We experience what we believe we will experience. This means that anything and everything a service can do to convey quality, expertise, and the ability to perform well likely will enhance client satisfaction. Conveying quality can be as critical to satisfaction as actually delivering quality.
The rest of the book looks at what Beckwith defines as “the four keys”, which are Price, Brand, Packaging, and Relationships. Each factor he looks at here is generally a counter-intuitive revelation about marketing a product or service. Each sub-section within these “keys” also closes with a take-away sentence reflecting the essence of that point. The author looks at companies, industries, different sorts of businesses, and how they exemplify these concepts.
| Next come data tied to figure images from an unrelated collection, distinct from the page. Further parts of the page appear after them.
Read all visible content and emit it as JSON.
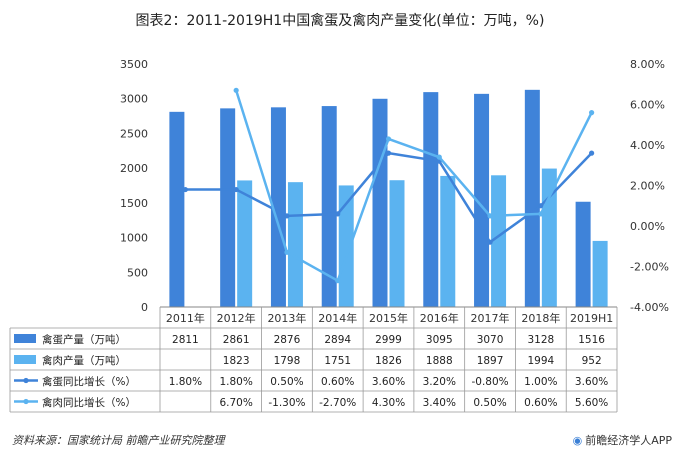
{
  "title": "图表2：2011-2019H1中国禽蛋及禽肉产量变化(单位：万吨，%)",
  "source": "资料来源：国家统计局 前瞻产业研究院整理",
  "brand": "前瞻经济学人APP",
  "chart_data": {
    "type": "bar",
    "categories": [
      "2011年",
      "2012年",
      "2013年",
      "2014年",
      "2015年",
      "2016年",
      "2017年",
      "2018年",
      "2019H1"
    ],
    "y_left": {
      "min": 0,
      "max": 3500,
      "ticks": [
        0,
        500,
        1000,
        1500,
        2000,
        2500,
        3000,
        3500
      ]
    },
    "y_right": {
      "min": -4,
      "max": 8,
      "ticks": [
        "-4.00%",
        "-2.00%",
        "0.00%",
        "2.00%",
        "4.00%",
        "6.00%",
        "8.00%"
      ]
    },
    "series": [
      {
        "name": "禽蛋产量（万吨）",
        "kind": "bar",
        "axis": "left",
        "color": "#3f83d9",
        "values": [
          2811,
          2861,
          2876,
          2894,
          2999,
          3095,
          3070,
          3128,
          1516
        ],
        "labels": [
          "2811",
          "2861",
          "2876",
          "2894",
          "2999",
          "3095",
          "3070",
          "3128",
          "1516"
        ]
      },
      {
        "name": "禽肉产量（万吨）",
        "kind": "bar",
        "axis": "left",
        "color": "#5bb3f0",
        "values": [
          null,
          1823,
          1798,
          1751,
          1826,
          1888,
          1897,
          1994,
          952
        ],
        "labels": [
          "",
          "1823",
          "1798",
          "1751",
          "1826",
          "1888",
          "1897",
          "1994",
          "952"
        ]
      },
      {
        "name": "禽蛋同比增长（%）",
        "kind": "line",
        "axis": "right",
        "color": "#3f83d9",
        "values": [
          1.8,
          1.8,
          0.5,
          0.6,
          3.6,
          3.2,
          -0.8,
          1.0,
          3.6
        ],
        "labels": [
          "1.80%",
          "1.80%",
          "0.50%",
          "0.60%",
          "3.60%",
          "3.20%",
          "-0.80%",
          "1.00%",
          "3.60%"
        ]
      },
      {
        "name": "禽肉同比增长（%）",
        "kind": "line",
        "axis": "right",
        "color": "#5bb3f0",
        "values": [
          null,
          6.7,
          -1.3,
          -2.7,
          4.3,
          3.4,
          0.5,
          0.6,
          5.6
        ],
        "labels": [
          "",
          "6.70%",
          "-1.30%",
          "-2.70%",
          "4.30%",
          "3.40%",
          "0.50%",
          "0.60%",
          "5.60%"
        ]
      }
    ],
    "grid": false,
    "legend": "table"
  }
}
Like in the first part of the book, much of this deals with human psychology, and there are certainly eye-openers in here. If there was one particular “disappointment” I had with the book it's that there are no references or foot/end notes to point to specific bits of research. This makes one feel that much of this is “shot from the hip”, and that one has to take his word for it all.

Given that one caveat, I was quite enthusiastic with The Invisible Touch, and found the vast majority of what Beckwith presents here both prescient and profoundly perceptive. I have not only recommended this to various associates, but have even ordered copies for a couple of folks I'm doing consulting projects with. The hardcover edition I have seems to be out of print (although available used for as little as 1¢) but there's a paperback edition that's available, plus versions for the Kindle and Nook. If you have an interest in marketing, it's something you should definitely pick up!